It's funny how old albums in your collection can surprise you after a lengthy absence. I've filled several shelves and boxes with CDs, cassettes, and vinyl records over the years. Some of the stacks have secondary stuff I never liked much in the first place — crappy demos, promos, freebies, and low-budget comps I should probably toss. But much of the collection includes albums and EPs of bands that made an impression — discs and tapes vital to my own listening history over the last 20 years.
Last winter, I ran across three albums by British pop-rock band The Wedding Present, an old college radio favorite of mine fronted by the refreshingly unassuming and unpretentious singer/guitarist David Gedge. I got on one of my usual kicks, spinning 1989's Bizarro, 1991's Seamonsters, and 1994's Watusi endlessly over a two-week binge. The jangly but densely rhythmic Bizarro got the most play.
The elegantly stiff, fast-paced singles "Kennedy" (a grinding but melodic pop gem based loosely on the assassination of the U.S. president) and "Brassneck" (a mixed-bag tell-off to an unfaithful girlfriend) remain the strongest tracks. Both reflect Gedge's witty and delicately sarcastic take on love and troubled relationships.
With an odd but potent lyrical mix of love, angst, lust, and jealousy (plus loads of nervous musical energy), The Wedding Present established itself in the early '90s as one of the U.K.'s top standouts. These days, their vibrant guitar-pop style sounds as fresh and excitable as ever.

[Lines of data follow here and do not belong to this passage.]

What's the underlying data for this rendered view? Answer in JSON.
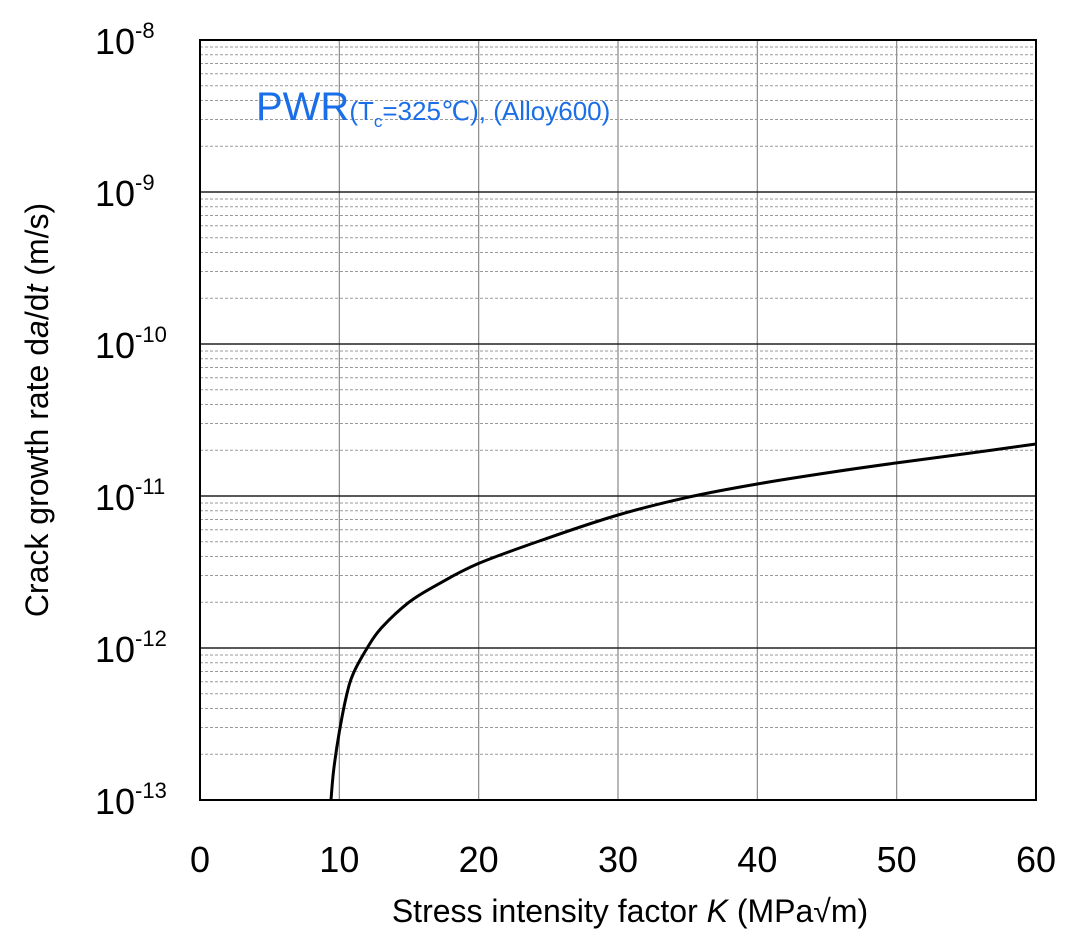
{
  "chart_data": {
    "type": "line",
    "annotation": {
      "main": "PWR",
      "paren_open": "(T",
      "sub": "c",
      "rest": "=325℃), (Alloy600)"
    },
    "xlabel": {
      "prefix": "Stress intensity factor ",
      "var": "K",
      "suffix": " (MPa√m)"
    },
    "ylabel": {
      "prefix": "Crack growth rate d",
      "var1": "a",
      "mid": "/d",
      "var2": "t",
      "suffix": "  (m/s)"
    },
    "xlim": [
      0,
      60
    ],
    "ylim": [
      1e-13,
      1e-08
    ],
    "yscale": "log",
    "grid": true,
    "x_ticks": [
      "0",
      "10",
      "20",
      "30",
      "40",
      "50",
      "60"
    ],
    "y_ticks": [
      {
        "base": "10",
        "exp": "-8"
      },
      {
        "base": "10",
        "exp": "-9"
      },
      {
        "base": "10",
        "exp": "-10"
      },
      {
        "base": "10",
        "exp": "-11"
      },
      {
        "base": "10",
        "exp": "-12"
      },
      {
        "base": "10",
        "exp": "-13"
      }
    ],
    "series": [
      {
        "color": "#000000",
        "x": [
          9.4,
          9.6,
          10.0,
          10.5,
          11.0,
          12.0,
          13.0,
          15.0,
          17.0,
          20.0,
          25.0,
          30.0,
          35.0,
          40.0,
          45.0,
          50.0,
          55.0,
          60.0
        ],
        "y": [
          1e-13,
          1.6e-13,
          2.8e-13,
          4.8e-13,
          6.8e-13,
          1e-12,
          1.35e-12,
          2e-12,
          2.6e-12,
          3.6e-12,
          5.3e-12,
          7.5e-12,
          9.8e-12,
          1.2e-11,
          1.42e-11,
          1.65e-11,
          1.9e-11,
          2.2e-11
        ]
      }
    ]
  }
}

By the time the band started hitting the charts with a string of guitar-driven singles, the more fashionable stars of the burgeoning Britpop scene were landing on MTV and domestic college radio airwaves. Compared to the flashy, high-tech stylings of major label acts like Jesus Jones and EMF, The Wedding Present had more in common musically and stylistically with the so-called "Madchester scene" (led by jumpy/druggy bands like The Stone Roses, Happy Mondays, and Inspiral Carpets). But they never really fit in with any of it.
Under Gedge's guidance, The Wedding Present came together in the northern city of Leeds in 1985. Late BBC host John Peel recorded the quartet's first radio session in 1986. Their debut album George Best (named in honor of the British football star) came out on the Reception label in 1987. The jangly power-pop caught critics' ears, as did Gedge's nasally, low-toned delivery. He sounded almost like The Smiths' Morrissey with a head cold (or The Fall's Mark E. Smith singing in key).
This month, in continued celebration of the 20th anniversary of Bizarro's release, The Wedding Present plan to perform all of the tracks, from top to bottom, at gigs in Europe and the U.S. Gedge and his latest troupe — drummer Charles Layton, bassist Terry de Castro, and guitarist Graeme Ramsay — have already performed the Bizarro set at shows around Britain and the West Coast.
Bizarro is full of almost wrist-breakingly uptempo songs. Gedge's rhythm guitar work on "Crushed" and "Granadaland" rivals the frenzied style of "Kennedy" and "Brassneck" in particular. The band took the idea of playing fast, hard, and repetitively to an extreme 20 years ago. The physicality of delivering it all on stage was a major challenge for Gedge and company.
They headline a night at the 40 Watt Club in Athens, Ga., on Thurs. Aug. 12 as part of the town's massive 2010 Athens PopFest (scheduled for Aug. 10-14).
I might just drop everything, grab those three dusty CDs, and hit the road for a loud dose of Bizarro.